EI-Menhel yazarı alimlerin mezkur görüşlerini yukarda anlatıldığı gibi naklettikten sonra şöyle söyler: Hulasa kadına dokunmanın abdesti bozup bozmadığı hususunda Alimler arasında ihtilaf vardır.

 

HANEFİ VE ŞAFii MEZHEBLERİNE GÖRE ABDESTİ BOZAN DOKUNMA

 

1)- Hanefi mezhebine göre, fahiş mübaşeret (aşırı dokunma) abdesti bozar. Şöyle ki : Erkekle kadın çıplak veya pek ince bir hail ile"karınlarını veya münteşir bulunan tenasül uzuvlarını birbirine temas. ettirmeleri abdestlerini bozar, kendilerinden bir mayi çıkmasa. bile hüküm budur. İmam Muhammed'e göre bu durumda bir ıslaklık, bir mezi çıkmadıkça abdest bozulmuş olmaz.

 

2}- Şafii mezhebine göre, bir erkeğin namahrem olup yedi yaşına girmiş veya daha büyük yaşta olan kız veya kadına vücutlarının her hangi bir yerini çıplak olarak bir birine dokunması halinde iki tarafın abdesti bozulur.
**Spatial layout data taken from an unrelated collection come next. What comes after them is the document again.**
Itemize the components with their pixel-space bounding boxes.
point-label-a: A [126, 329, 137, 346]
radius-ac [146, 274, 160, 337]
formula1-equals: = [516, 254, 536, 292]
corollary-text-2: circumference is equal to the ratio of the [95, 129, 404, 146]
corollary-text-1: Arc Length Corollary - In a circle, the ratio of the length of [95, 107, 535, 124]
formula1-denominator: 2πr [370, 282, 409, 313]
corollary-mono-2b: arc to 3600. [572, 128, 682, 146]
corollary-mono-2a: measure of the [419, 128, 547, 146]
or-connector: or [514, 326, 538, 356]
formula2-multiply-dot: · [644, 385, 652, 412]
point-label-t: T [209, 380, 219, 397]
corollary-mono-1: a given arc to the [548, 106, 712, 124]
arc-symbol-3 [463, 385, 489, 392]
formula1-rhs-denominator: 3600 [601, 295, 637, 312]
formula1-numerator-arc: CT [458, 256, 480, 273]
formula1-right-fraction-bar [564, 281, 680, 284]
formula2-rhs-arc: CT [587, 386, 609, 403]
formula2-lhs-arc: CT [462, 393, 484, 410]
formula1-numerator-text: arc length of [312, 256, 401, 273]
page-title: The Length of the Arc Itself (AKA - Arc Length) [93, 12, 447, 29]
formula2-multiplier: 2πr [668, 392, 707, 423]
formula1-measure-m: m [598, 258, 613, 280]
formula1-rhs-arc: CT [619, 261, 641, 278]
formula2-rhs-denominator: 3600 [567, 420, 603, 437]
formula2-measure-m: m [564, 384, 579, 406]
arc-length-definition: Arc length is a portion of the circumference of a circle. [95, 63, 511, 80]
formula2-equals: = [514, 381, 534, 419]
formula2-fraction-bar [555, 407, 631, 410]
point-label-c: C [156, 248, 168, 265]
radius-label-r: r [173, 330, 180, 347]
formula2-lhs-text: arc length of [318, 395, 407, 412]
Erkeğin mahremi olan anası, halası, teyzesi gibi bir kadına dokunması abdesti bozmaz. Keza, yedi yaşından küçük bir kıza dokunmak da abdesti bozmaz. Diş, tırnak ve saça dokunmak veya dokunulan ile dokunandan birisinin örtülü yerine dokunmak abdesti bozmaz.